Abstract

With conventional anti-jamming solutions like frequency hopping or spread spectrum, legitimate transceivers often tend to “escape” or “hide” themselves from jammers. These reactive anti-jamming approaches are constrained by the lack of timely knowledge of jamming attacks (especially from smart jammers). Bringing together the latest advances in neural network architectures and ambient backscattering communications, this work allows wireless nodes to effectively “face” the jammer (instead of escaping) by first learning its jamming strategy, then adapting the rate or transmitting information right on the jamming signals (i.e., backscattering modulated information on the jamming signals). Specifically, to deal with unknown jamming attacks (e.g., jamming strategies, jamming power levels, and jamming capability), existing work often relies on reinforcement learning algorithms, e.g., Q -learning. However, the Q -learning algorithm is notorious for its slow convergence to the optimal policy, especially when the system state and action spaces are large.

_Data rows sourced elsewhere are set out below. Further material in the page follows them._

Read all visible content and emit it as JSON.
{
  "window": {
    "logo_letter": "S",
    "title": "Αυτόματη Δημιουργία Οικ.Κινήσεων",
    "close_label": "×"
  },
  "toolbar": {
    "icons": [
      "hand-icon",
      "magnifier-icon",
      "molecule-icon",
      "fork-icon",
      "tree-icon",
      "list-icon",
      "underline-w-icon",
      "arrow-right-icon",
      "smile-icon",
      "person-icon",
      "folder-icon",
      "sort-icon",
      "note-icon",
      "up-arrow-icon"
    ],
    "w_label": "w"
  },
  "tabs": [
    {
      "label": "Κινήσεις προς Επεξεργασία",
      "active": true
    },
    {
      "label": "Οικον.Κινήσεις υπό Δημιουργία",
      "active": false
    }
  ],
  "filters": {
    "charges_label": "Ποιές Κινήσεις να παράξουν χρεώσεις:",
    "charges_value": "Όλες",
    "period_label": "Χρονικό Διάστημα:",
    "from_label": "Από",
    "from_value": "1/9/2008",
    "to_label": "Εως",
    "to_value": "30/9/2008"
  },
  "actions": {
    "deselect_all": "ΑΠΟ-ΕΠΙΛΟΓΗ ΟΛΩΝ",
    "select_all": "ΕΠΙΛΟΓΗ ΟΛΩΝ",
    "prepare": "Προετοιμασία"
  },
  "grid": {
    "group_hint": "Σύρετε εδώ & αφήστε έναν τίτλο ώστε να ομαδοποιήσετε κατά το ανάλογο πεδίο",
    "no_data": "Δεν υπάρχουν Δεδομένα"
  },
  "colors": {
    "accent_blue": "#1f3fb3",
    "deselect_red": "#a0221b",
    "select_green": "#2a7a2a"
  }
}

This makes the Q -learning algorithm pragmatically inapplicable. To overcome this problem, we design a novel deep reinforcement learning algorithm using the recent dueling neural network architecture. Our proposed algorithm allows the transmitter to effectively learn about the jammer and attain the optimal countermeasures (e.g., adapt the transmission rate or backscatter or harvest energy or stay idle) thousand times faster than that of the conventional Q -learning algorithm. Through extensive simulation results, we show that our design (using ambient backscattering and the deep dueling neural network architecture) can improve the average throughput (under smart and reactive jamming attacks) by up to 426% and reduce the packet loss by 24%. By augmenting the ambient backscattering capability on devices and using our algorithm, it is interesting to observe that the (successful) transmission rate increases with the jamming power. Our proposed solution can find its applications in both civil (e.g., ultra-reliable and low-latency communications or URLLC) and military scenarios (to combat both inadvertent and deliberate jamming).